Les Gaspésiens n’ont pas pardonné ce geste au PCC. La balle est maintenant dans le camp de la nouvelle ministre du Revenu Diane LeBouthillier, du moins en partie, puisqu’elle aura sans doute son mot à dire dans l’application de cette réforme qui forçait, entre autres, les Gaspésiens à se trouver un boulot jusqu’à 100 km de leur domicile, et ce, à des conditions plus que discutables.

Une déréglementation dangereuse des transports
Pour craindre de perdre des services sur le plan des transports, il faut d’abord en avoir en fonction sur le territoire, ce qui est loin d’être gagné au moment d’écrire ces lignes. Je pense ici notamment aux services aériens et ferroviaires, tous deux sous juridiction fédérale. Cette préoccupation a très certainement joué sur l’humeur des Gaspésiens aux élections, puisque les conservateurs ne se sont pas souciés des risques pour la population que cause la déréglementation dans les transports, qui a eu pour conséquence un accident ferroviaire dramatique à Lac-Mégantic. L’inaction du gouvernement à la suite de cette tragédie est venue confirmer que le transport du pétrole par train faisait davantage saliver Harper que la sécurité de la population. L’avenir dira si l’exploitation massive du pétrole se fera en sol gaspésien, mais l’attitude de Harper dans le dossier lui a certainement nui.

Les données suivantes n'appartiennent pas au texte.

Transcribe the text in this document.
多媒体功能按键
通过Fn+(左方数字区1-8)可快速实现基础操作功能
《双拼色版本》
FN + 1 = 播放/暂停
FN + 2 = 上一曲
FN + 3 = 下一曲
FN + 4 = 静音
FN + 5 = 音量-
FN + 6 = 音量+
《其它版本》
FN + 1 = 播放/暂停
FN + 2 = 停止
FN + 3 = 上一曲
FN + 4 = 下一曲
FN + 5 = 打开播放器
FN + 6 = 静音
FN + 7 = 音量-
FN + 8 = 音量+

Ajoutons dans le monde du transport et des communications l’abandon des phares et des quais de la Gaspésie au profit d’une obsession sécuritaire se traduisant par l’adoption d’une loi antiterroriste et par une volonté ferme d’investir dans l’industrie militaire, ce qui est loin de correspondre aux attentes des Gaspésiens.

Une attaque en règle à l’égard de nos aînés
La population de la Gaspésie est l’une des plus âgées de tout le Québec. Préoccupant, n’est-ce pas? Dans le budget 2012, les conservateurs ont décidé de faire passer graduellement de 65 à 67 ans l’âge minimum pour obtenir la pension de la Sécurité de la vieillesse et le Supplément de revenu garanti. Une autre belle réforme signée Harper qui a sans doute poussé les Gaspésiens à lui dire NON une fois les pieds derrière l’isoloir.
Ajoutons à cette liste un bilan environnemental désastreux, des comportements antisyndicaux et antidémocratiques, le mépris du parlement, le soutien sans limite à l’industrie pétrolière, une politique étrangère dinosaure, etc. Good night, M. Harper.